The secondary question of DC currents might be minimized by the current source G2 feed sufficiently to keep anode currents in reasonable balance. Of course you want to keep those anode currents in tight balance for headroom in the plate choke. Would a trim resistor in the semi-con driver portion do that job?

Very interesting project; much thanks, as always,
Chris
Chris, there will be global feedback from output to input. The drop across the inductive load will be about 30V and I can accept that 'unbalance' relative to purely symmetric output. Compare it to offset in a solid state amp slightly offsetting the output so clipping will be assymmetric. Not an issue in practise.
There will be two fully independent opposite-phase amplifiers driving the two stators.

I have for about a year an amplifier in service based on this, works very well. It was published in AudioXpress Dec 23 issue.
In a few weeks we'll put up a link to it so also non-subscribers can download. That project was based on the 6HS5, a beam triode.

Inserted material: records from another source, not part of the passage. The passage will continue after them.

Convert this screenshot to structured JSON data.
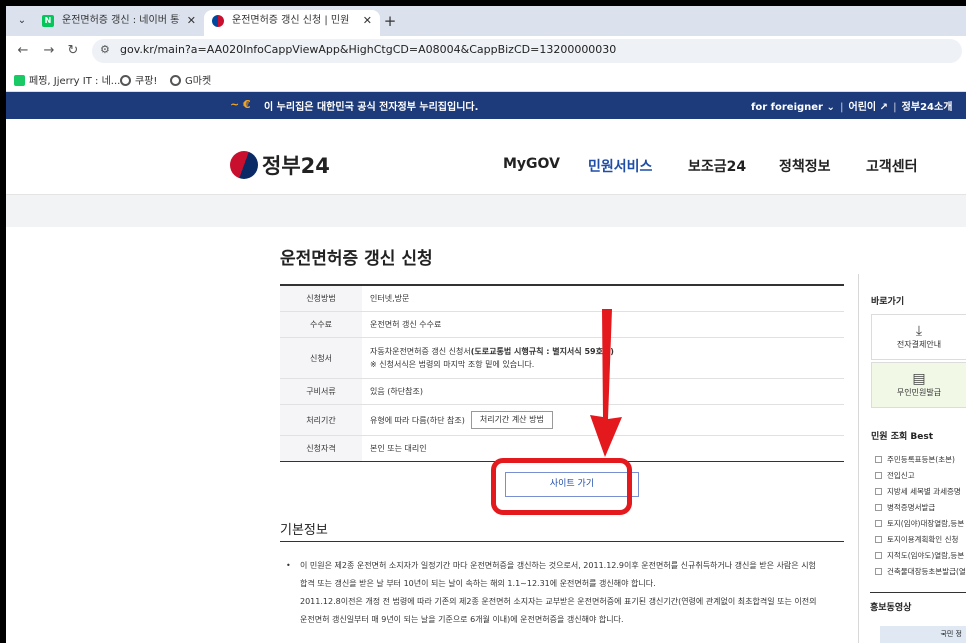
{
  "browser": {
    "tabs": [
      {
        "title": "운전면허증 갱신 : 네이버 통합",
        "active": false
      },
      {
        "title": "운전면허증 갱신 신청 | 민원안",
        "active": true
      }
    ],
    "url": "gov.kr/main?a=AA020InfoCappViewApp&HighCtgCD=A08004&CappBizCD=13200000030",
    "bookmarks": [
      "페찡, Jjerry IT : 네...",
      "쿠팡!",
      "G마켓"
    ]
  },
  "gov_banner": {
    "notice": "이 누리집은 대한민국 공식 전자정부 누리집입니다.",
    "foreigner": "for foreigner",
    "links": [
      "어린이",
      "정부24소개"
    ]
  },
  "header": {
    "logo": "정부24",
    "nav": [
      "MyGOV",
      "민원서비스",
      "보조금24",
      "정책정보",
      "고객센터"
    ]
  },
  "page": {
    "title": "운전면허증 갱신 신청",
    "rows": [
      {
        "label": "신청방법",
        "value": "인터넷,방문"
      },
      {
        "label": "수수료",
        "value": "운전면허 갱신 수수료"
      },
      {
        "label": "신청서",
        "value_prefix": "자동차운전면허증 갱신 신청서",
        "value_bold": "(도로교통법 시행규칙 : 별지서식 59호의)",
        "note": "※ 신청서식은 법령의 마지막 조항 밑에 있습니다."
      },
      {
        "label": "구비서류",
        "value": "있음 (하단참조)"
      },
      {
        "label": "처리기간",
        "value": "유형에 따라 다름(하단 참조)",
        "button": "처리기간 계산 방법"
      },
      {
        "label": "신청자격",
        "value": "본인 또는 대리인"
      }
    ],
    "site_button": "사이트 가기",
    "section_title": "기본정보",
    "basic_info": [
      "이 민원은 제2종 운전면허 소지자가 일정기간 마다 운전면허증을 갱신하는 것으로서, 2011.12.9이후 운전면허를 신규취득하거나 갱신을 받은 사람은 시험",
      "합격 또는 갱신을 받은 날 부터 10년이 되는 날이 속하는 해의 1.1~12.31에 운전면허를 갱신해야 합니다.",
      "2011.12.8이전은 개정 전 법령에 따라 기존의 제2종 운전면허 소지자는 교부받은 운전면허증에 표기된 갱신기간(연령에 관계없이 최초합격일 또는 이전의",
      "운전면허 갱신일부터 매 9년이 되는 날을 기준으로 6개월 이내)에 운전면허증을 갱신해야 합니다."
    ]
  },
  "sidebar": {
    "quick_title": "바로가기",
    "quick_links": [
      "전자결제안내",
      "무인민원발급"
    ],
    "best_title": "민원 조회 Best",
    "best_items": [
      "주민등록표등본(초본)",
      "전입신고",
      "지방세 세목별 과세증명",
      "병적증명서발급",
      "토지(임야)대장열람,등본",
      "토지이용계획확인 신청",
      "지적도(임야도)열람,등본",
      "건축물대장등초본발급(열람)"
    ],
    "promo_title": "홍보동영상",
    "promo_caption": "국민 정"
  }
}
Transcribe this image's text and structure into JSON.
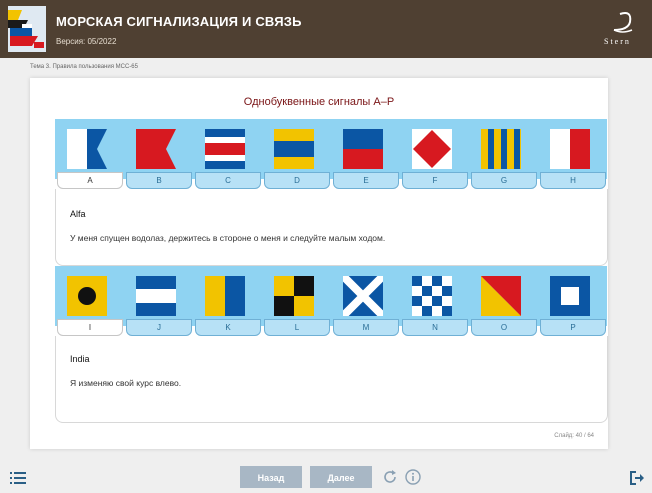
{
  "header": {
    "title": "МОРСКАЯ СИГНАЛИЗАЦИЯ И СВЯЗЬ",
    "version": "Версия: 05/2022",
    "logo_icon": "signal-flags-logo-icon",
    "brand_icon": "stern-logo-icon"
  },
  "breadcrumb": "Тема 3. Правила пользования МСС-65",
  "slide": {
    "title": "Однобуквенные сигналы A–P",
    "counter": "Слайд: 40 / 64"
  },
  "rows": [
    {
      "tabs": [
        "A",
        "B",
        "C",
        "D",
        "E",
        "F",
        "G",
        "H"
      ],
      "active_tab": "A",
      "selected_name": "Alfa",
      "selected_meaning": "У меня спущен водолаз, держитесь в стороне о меня и следуйте малым ходом."
    },
    {
      "tabs": [
        "I",
        "J",
        "K",
        "L",
        "M",
        "N",
        "O",
        "P"
      ],
      "active_tab": "I",
      "selected_name": "India",
      "selected_meaning": "Я изменяю свой курс влево."
    }
  ],
  "nav": {
    "back_label": "Назад",
    "next_label": "Далее",
    "icons": [
      "menu-icon",
      "refresh-icon",
      "info-icon",
      "exit-icon"
    ]
  },
  "colors": {
    "header_bg": "#4f4032",
    "title_red": "#7a1416",
    "strip_blue": "#8fd3f2",
    "button_gray": "#a8b7c5"
  }
}
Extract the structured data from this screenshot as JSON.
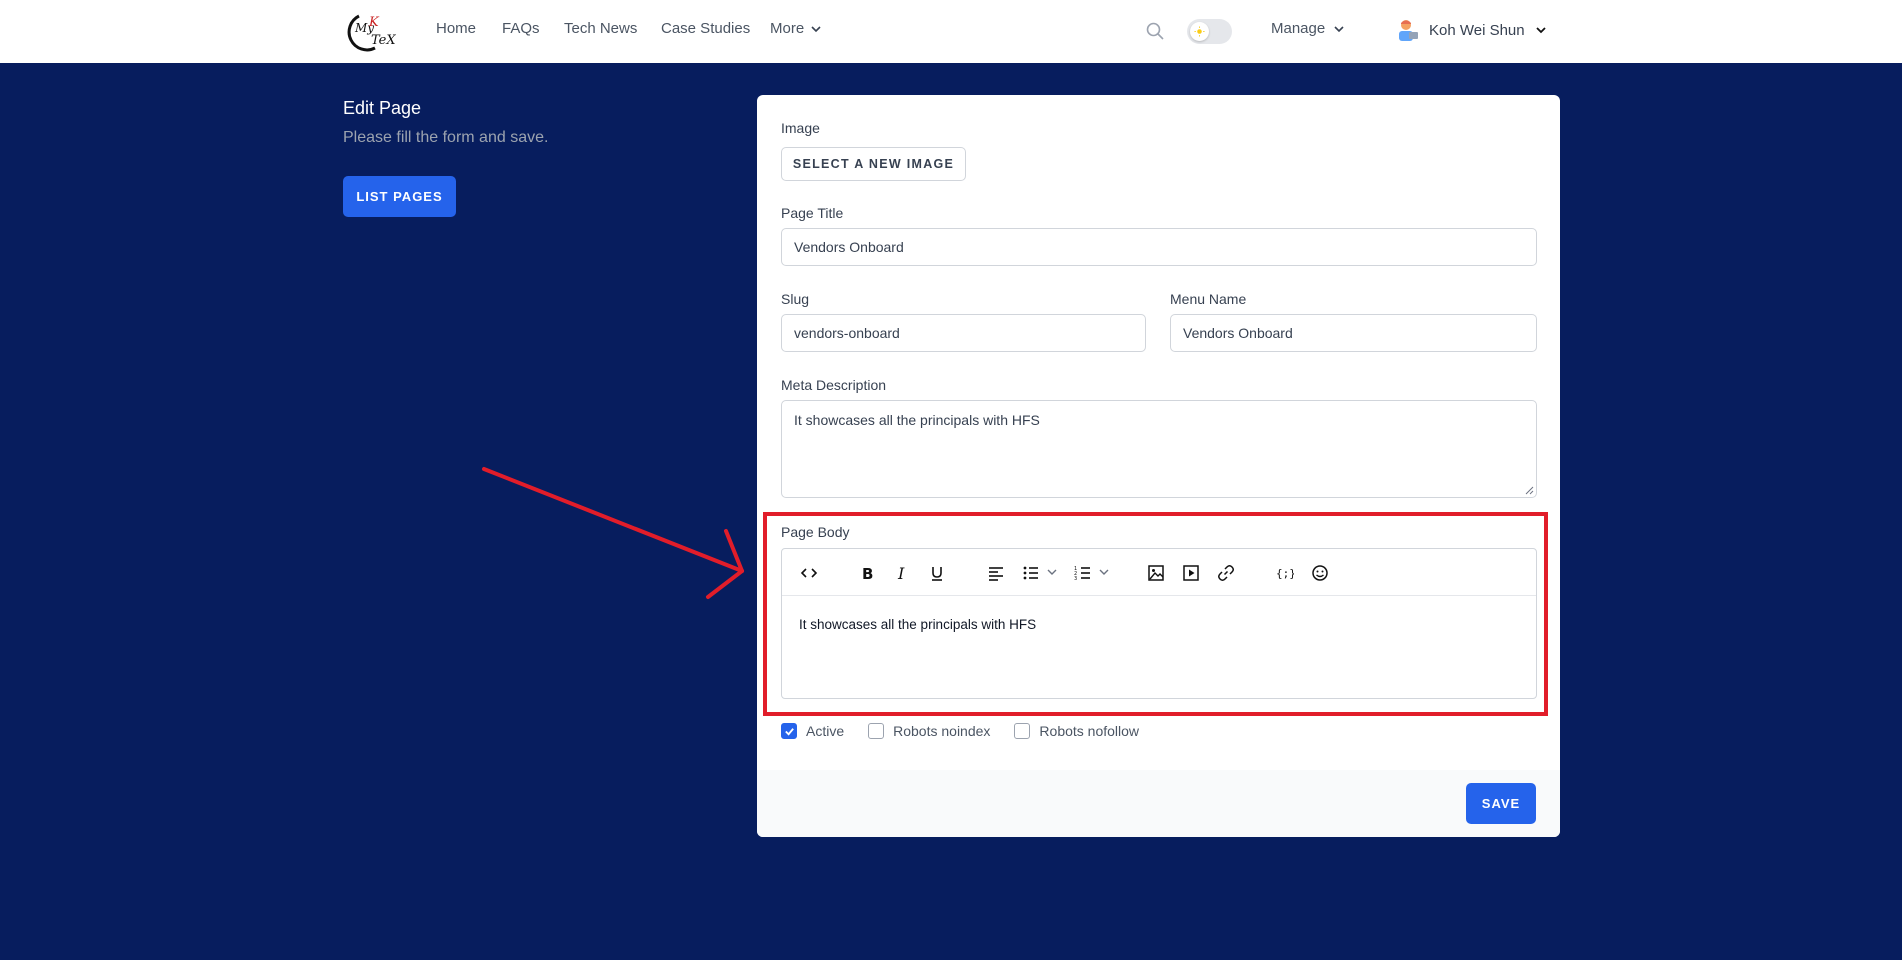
{
  "nav": {
    "logo_alt": "MyKTeX",
    "links": [
      "Home",
      "FAQs",
      "Tech News",
      "Case Studies"
    ],
    "more_label": "More",
    "manage_label": "Manage",
    "user_name": "Koh Wei Shun"
  },
  "sidebar": {
    "title": "Edit Page",
    "subtitle": "Please fill the form and save.",
    "list_button": "LIST PAGES"
  },
  "form": {
    "image_label": "Image",
    "select_image_button": "SELECT A NEW IMAGE",
    "page_title_label": "Page Title",
    "page_title_value": "Vendors Onboard",
    "slug_label": "Slug",
    "slug_value": "vendors-onboard",
    "menu_name_label": "Menu Name",
    "menu_name_value": "Vendors Onboard",
    "meta_label": "Meta Description",
    "meta_value": "It showcases all the principals with HFS",
    "body_label": "Page Body",
    "body_value": "It showcases all the principals with HFS",
    "checkboxes": [
      {
        "label": "Active",
        "checked": true
      },
      {
        "label": "Robots noindex",
        "checked": false
      },
      {
        "label": "Robots nofollow",
        "checked": false
      }
    ],
    "save_button": "SAVE"
  },
  "colors": {
    "background": "#071d5e",
    "primary": "#2563eb",
    "highlight": "#e11d2a"
  }
}
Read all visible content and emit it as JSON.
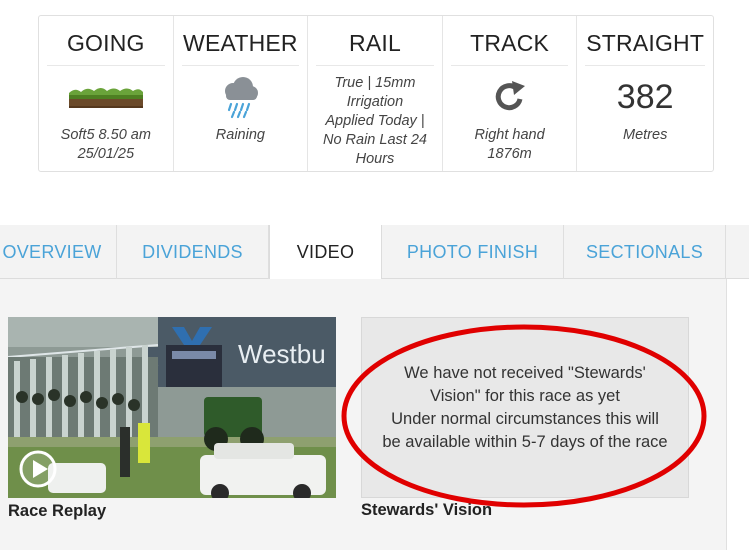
{
  "conditions": {
    "going": {
      "heading": "GOING",
      "icon": "turf-icon",
      "detail_line1": "Soft5 8.50 am",
      "detail_line2": "25/01/25"
    },
    "weather": {
      "heading": "WEATHER",
      "icon": "rain-cloud-icon",
      "detail": "Raining"
    },
    "rail": {
      "heading": "RAIL",
      "line1": "True | 15mm",
      "line2": "Irrigation",
      "line3": "Applied Today |",
      "line4": "No Rain Last 24",
      "line5": "Hours"
    },
    "track": {
      "heading": "TRACK",
      "icon": "clockwise-arrow-icon",
      "detail_line1": "Right hand",
      "detail_line2": "1876m"
    },
    "straight": {
      "heading": "STRAIGHT",
      "value": "382",
      "unit": "Metres"
    }
  },
  "tabs": [
    {
      "label": "OVERVIEW",
      "active": false
    },
    {
      "label": "DIVIDENDS",
      "active": false
    },
    {
      "label": "VIDEO",
      "active": true
    },
    {
      "label": "PHOTO FINISH",
      "active": false
    },
    {
      "label": "SECTIONALS",
      "active": false
    }
  ],
  "videos": {
    "replay": {
      "caption": "Race Replay",
      "thumb_signage": "Westbu"
    },
    "stewards": {
      "caption": "Stewards' Vision",
      "message_line1": "We have not received \"Stewards'",
      "message_line2": "Vision\" for this race as yet",
      "message_line3": "Under normal circumstances this will",
      "message_line4": "be available within 5-7 days of the race"
    }
  },
  "colors": {
    "tab_link": "#4aa3d8",
    "annotation_red": "#e00000",
    "turf_green": "#5a8a2a",
    "turf_soil": "#6b4a2a"
  }
}
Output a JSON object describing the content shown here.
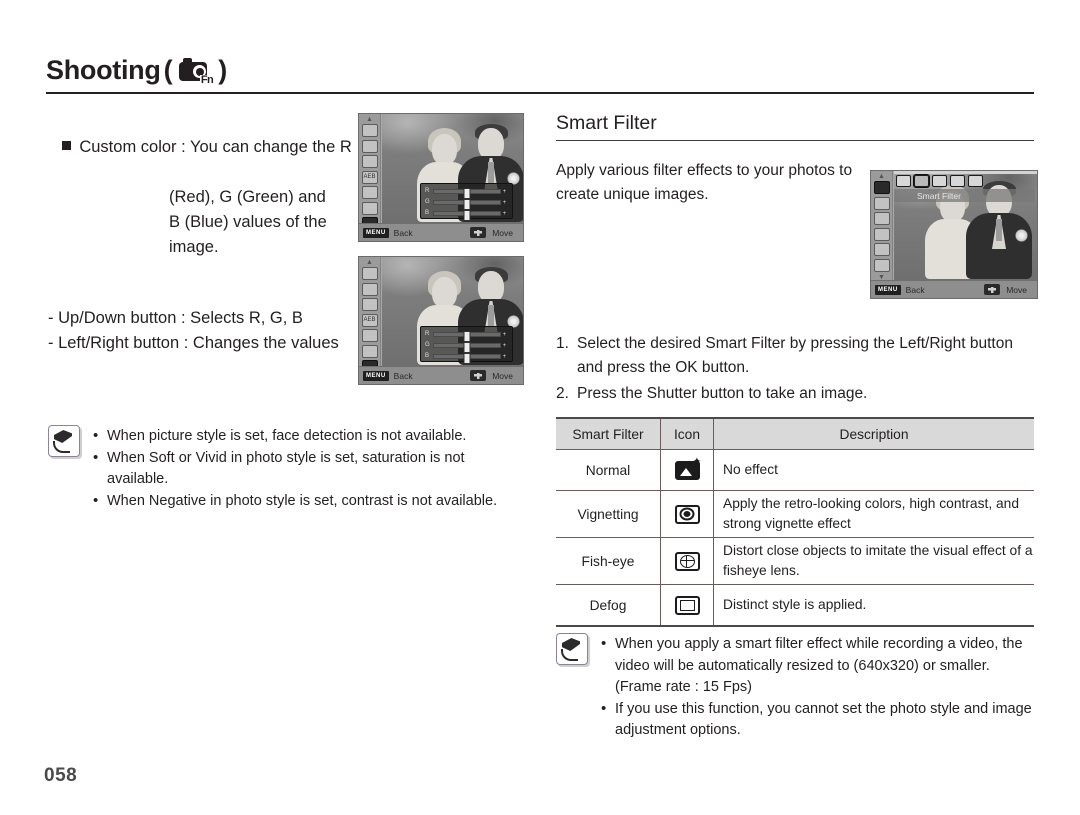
{
  "header": {
    "title": "Shooting",
    "open_paren": "(",
    "close_paren": ")",
    "icon_name": "camera-fn-icon",
    "fn_label": "Fn"
  },
  "left_column": {
    "custom_color": {
      "label": "Custom color :",
      "lines": [
        "You can change the R",
        "(Red), G (Green) and",
        "B (Blue) values of the",
        "image."
      ]
    },
    "button_hints": [
      "- Up/Down button : Selects R, G, B",
      "- Left/Right button : Changes the values"
    ],
    "note": {
      "icon_name": "note-pen-icon",
      "items": [
        [
          "When picture style is set, face detection is not available."
        ],
        [
          "When Soft or Vivid in photo style is set, saturation is not",
          "available."
        ],
        [
          "When Negative in photo style is set, contrast is not available."
        ]
      ]
    }
  },
  "lcd_screens": {
    "custom_color_1": {
      "sidebar_icons": [
        "scroll-up-arrow-icon",
        "face-detect-icon",
        "focus-area-icon",
        "image-size-icon",
        "aeb-icon",
        "grid-icon",
        "flash-exposure-icon",
        "photo-style-icon",
        "scroll-down-arrow-icon"
      ],
      "aeb_label": "AEB",
      "selected_sidebar_index": 7,
      "sliders": [
        {
          "label": "R",
          "value": 0,
          "plus": "+"
        },
        {
          "label": "G",
          "value": 0,
          "plus": "+"
        },
        {
          "label": "B",
          "value": 0,
          "plus": "+"
        }
      ],
      "bottom_bar": {
        "menu_chip": "MENU",
        "back_label": "Back",
        "dpad_icon": "dpad-icon",
        "move_label": "Move"
      }
    },
    "custom_color_2": {
      "sidebar_icons": [
        "scroll-up-arrow-icon",
        "face-detect-icon",
        "focus-area-icon",
        "image-size-icon",
        "aeb-icon",
        "grid-icon",
        "flash-exposure-icon",
        "photo-style-icon",
        "scroll-down-arrow-icon"
      ],
      "aeb_label": "AEB",
      "selected_sidebar_index": 7,
      "sliders": [
        {
          "label": "R",
          "value": 0,
          "plus": "+"
        },
        {
          "label": "G",
          "value": 0,
          "plus": "+"
        },
        {
          "label": "B",
          "value": 0,
          "plus": "+"
        }
      ],
      "bottom_bar": {
        "menu_chip": "MENU",
        "back_label": "Back",
        "dpad_icon": "dpad-icon",
        "move_label": "Move"
      }
    },
    "smart_filter": {
      "filter_strip_icons": [
        "normal-filter-icon",
        "vignetting-filter-icon",
        "fisheye-filter-icon",
        "defog-filter-icon",
        "extra-filter-icon"
      ],
      "selected_filter_index": 1,
      "menu_label": "Smart Filter",
      "sidebar_icons": [
        "scroll-up-arrow-icon",
        "smart-filter-icon",
        "photo-style-icon",
        "image-adjust-icon",
        "voice-memo-icon",
        "sharpness-icon",
        "grid-icon",
        "scroll-down-arrow-icon"
      ],
      "bottom_bar": {
        "menu_chip": "MENU",
        "back_label": "Back",
        "dpad_icon": "dpad-icon",
        "move_label": "Move"
      }
    }
  },
  "right_column": {
    "section_title": "Smart Filter",
    "intro": "Apply various filter effects to your photos to create unique images.",
    "steps": [
      {
        "num": "1.",
        "text": "Select the desired Smart Filter by pressing the Left/Right button and press the OK button."
      },
      {
        "num": "2.",
        "text": "Press the Shutter button to take an image."
      }
    ],
    "table": {
      "headers": [
        "Smart Filter",
        "Icon",
        "Description"
      ],
      "rows": [
        {
          "name": "Normal",
          "icon": "normal-filter-icon",
          "description": "No effect"
        },
        {
          "name": "Vignetting",
          "icon": "vignetting-filter-icon",
          "description": "Apply the retro-looking colors, high contrast, and strong vignette effect"
        },
        {
          "name": "Fish-eye",
          "icon": "fisheye-filter-icon",
          "description": "Distort close objects to imitate the visual effect of a fisheye lens."
        },
        {
          "name": "Defog",
          "icon": "defog-filter-icon",
          "description": "Distinct style is applied."
        }
      ]
    },
    "note": {
      "icon_name": "note-pen-icon",
      "items": [
        [
          "When you apply a smart filter effect while recording a video, the",
          "video will be automatically resized to (640x320) or smaller.",
          "(Frame rate : 15 Fps)"
        ],
        [
          "If you use this function, you cannot set the photo style and image",
          "adjustment options."
        ]
      ]
    }
  },
  "page_number": "058"
}
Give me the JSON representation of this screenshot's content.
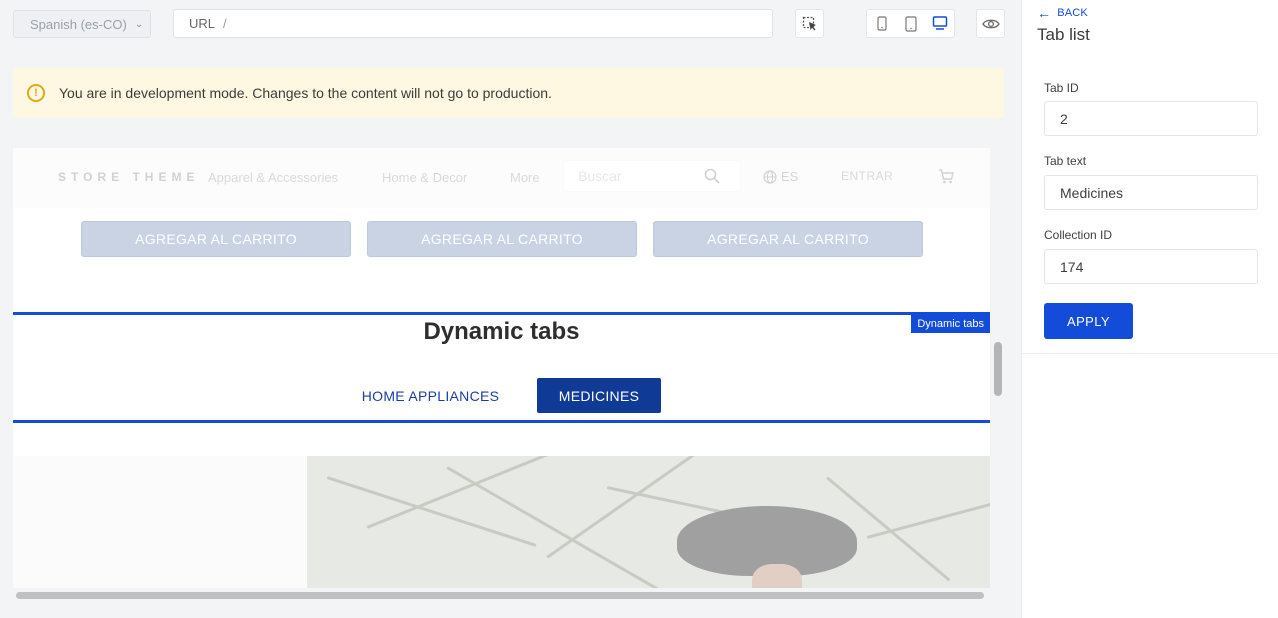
{
  "toolbar": {
    "locale": "Spanish (es-CO)",
    "url_label": "URL",
    "url_value": "/"
  },
  "banner": {
    "message": "You are in development mode. Changes to the content will not go to production."
  },
  "preview": {
    "store_header": {
      "logo": "STORE THEME",
      "nav": [
        "Apparel & Accessories",
        "Home & Decor",
        "More"
      ],
      "search_placeholder": "Buscar",
      "language": "ES",
      "login": "ENTRAR"
    },
    "add_to_cart_buttons": [
      "AGREGAR AL CARRITO",
      "AGREGAR AL CARRITO",
      "AGREGAR AL CARRITO"
    ],
    "tabs_block": {
      "label": "Dynamic tabs",
      "title": "Dynamic tabs",
      "tabs": [
        "HOME APPLIANCES",
        "MEDICINES"
      ],
      "active_tab": "MEDICINES"
    }
  },
  "panel": {
    "back_label": "BACK",
    "title": "Tab list",
    "fields": [
      {
        "label": "Tab ID",
        "value": "2"
      },
      {
        "label": "Tab text",
        "value": "Medicines"
      },
      {
        "label": "Collection ID",
        "value": "174"
      }
    ],
    "apply_label": "APPLY"
  },
  "colors": {
    "accent": "#134cd8",
    "active_tab": "#0f3a96",
    "banner_bg": "#fef7e1",
    "warning": "#e0a81a"
  }
}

The new project became necessary because the output is loud enough for listening at elevated level but not drive the ESL 63 to max output.
So basically I am looking for a replacement for the 6HS5 that can handle more Va and more Pa. Target is 8kV and 80W, but 2 // tubes @ 40W is also acceptable. What I found so far is that beam or compactron triodes max out at 5.5kV Va(max). (Beam) pentodes are available with Va(max) of 8kV+ and Pa of 40W+, but that introduces all those grids that complicate things. The other alternatives are RF xmitter tubes like the CV-1256 which is a triode that handles 10kV at 100W.

Jan
 
As usual, I was unclear. I'd meant DC imbalance in the standing mag field of the anode inductor's core, in the same sense as a conventional amplifier's DC imbalance through its OPT primary, and the same issues. In that respect, that anode inductor needs to be very much like the primary of an OPT. You might even use the 63's step-up's secondary windings with (originally) primaries disconnected, and reserved for emergencies or comparisons.

Re pentode G2 supplies in push-pull: in modern semi-con circuits like this (cascoded push-pull Class A, like input diff-amps) the analogous common G2 connection (the "top" BJT pair's common base terminal) is bypassed, cap coupled or even something fancier, to the junction of CCS and "bottom" emitters or sources.

In really ancient, pre-War, and somewhat post-War push-pull pentode circuits the common G2 connection to power supply was often just through a big resistor, no bypassing. Looks like it would be somewhat self-balancing.

All good fortune,
Chris
 
So you're making a push-pull amplifier from two single-ended amplifiers? I somehow knew you were up to something about this inductor, and saving it for publication. The nose knows.

So, OK, I give up. I'd sworn off magazines after Linear Audio ended, but if you're gonna play hard ball, I guess I'll have to sign on - it's too interesting to miss.